We haven't spoken today either. He's opened my snapchats but no response. I guess it was fun while it lasted?
The ball is in his court now! If he decides to reach out, great! But if he doesn't, know you'll be okay, you're worth so much more than a boy who leaves you on read, girl!?
Did you raise any new topics or say anything that could possibly have bothered him? For example did you ask any leading questions about dating or get more sexual than before or make any critical remarks about a coworker or anything you can think of that could possibly affect how he feels about things?
If not, it's probably him not you. You have no way of knowing what's going on in his life. Maybe he went on a date with another girl for example, and thinks he shouldn't flirt with you for that reason?
Just remember that anything could be going on that you don't know about, this has happened to me before and turns out he had met someone else, I'm not saying this is neccessarily the case but boys can get turned off easily, something might have scared him off, it's most likely not you and he could have just been having a bad week.?
I can't think of anything I could have said. He was the one saying I should come see him over the weekend, and I agreed. That's when the next day he seemed weird and this all happened. I think he got scared. That, or the theory of another girl. I've asked him straight out if I did something wrong. If he doesnt reply, then that's enough proof not to waste my time :)

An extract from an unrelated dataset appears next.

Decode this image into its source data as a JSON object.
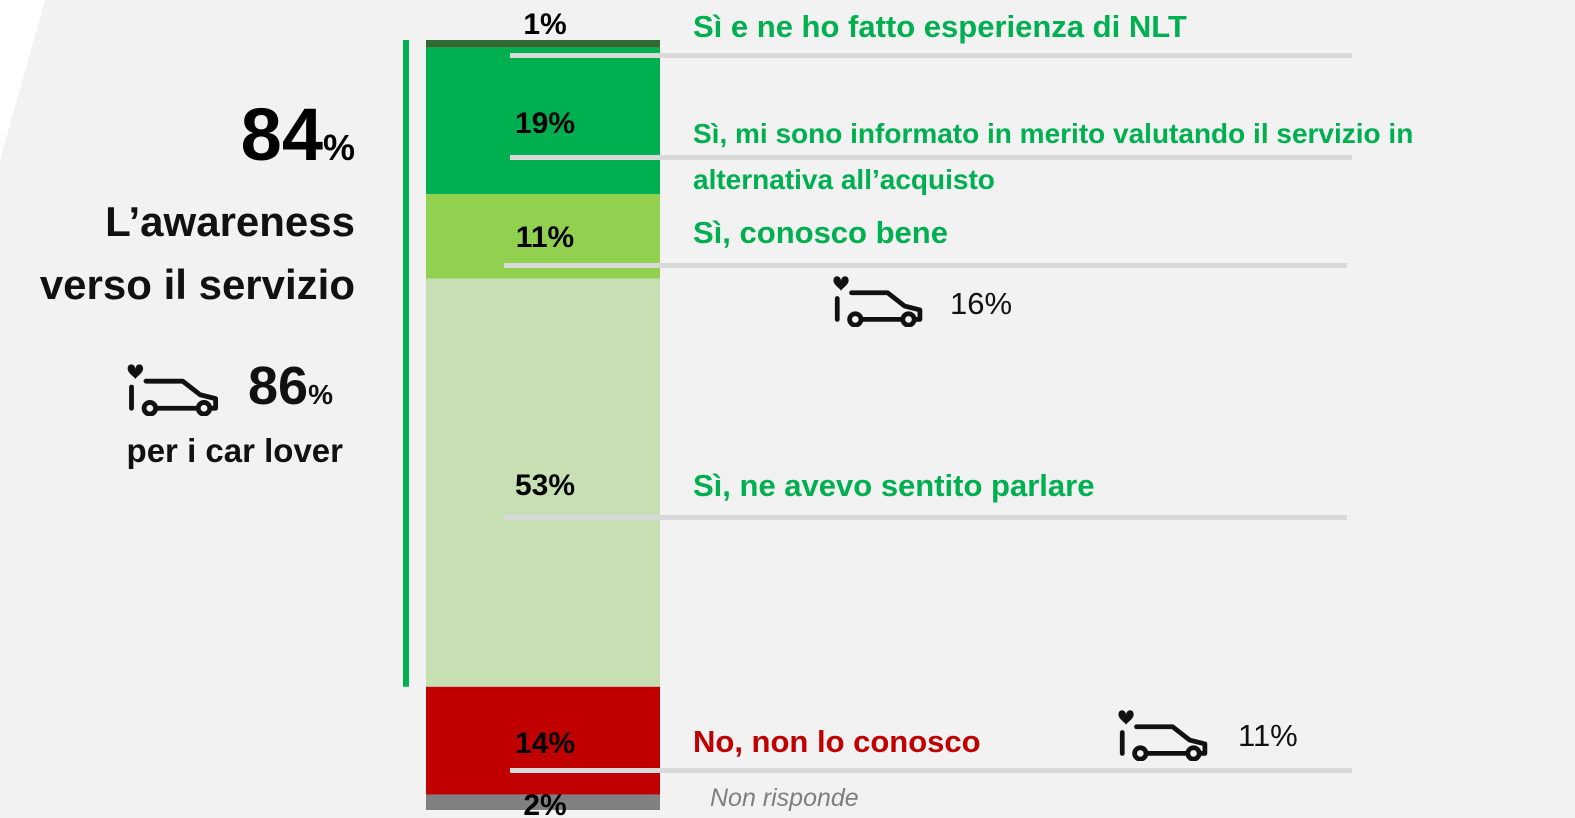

Oddly enough there are things that happen in a guy's life now and then that has nothing to do with you.? Maybe he got into it with his boss or he just isn't feeling well.? It would be nice if he would share what's going on with you but one thing I have learned is that when a guy is struggling with a problem that he hasn't figured out yet the last thing he wants to do is talk about it.? Weird hu?? So, he might just be feeling very distracted right now and if you keep badgering him to tell you what is wrong it's likely to drive him farther away.It's hard to say for sure since I have no idea what your conversations were like.? I would think that there is a possibility that he is getting frustrated with the lack of progress your relationship is making, guys will only be content chatting online for so long, but it sounds like you have plans to meet up in person.? Is that still on?? If you're not sure you should ask.? If he still wants to see you then I think you are fine assuming he is still interested.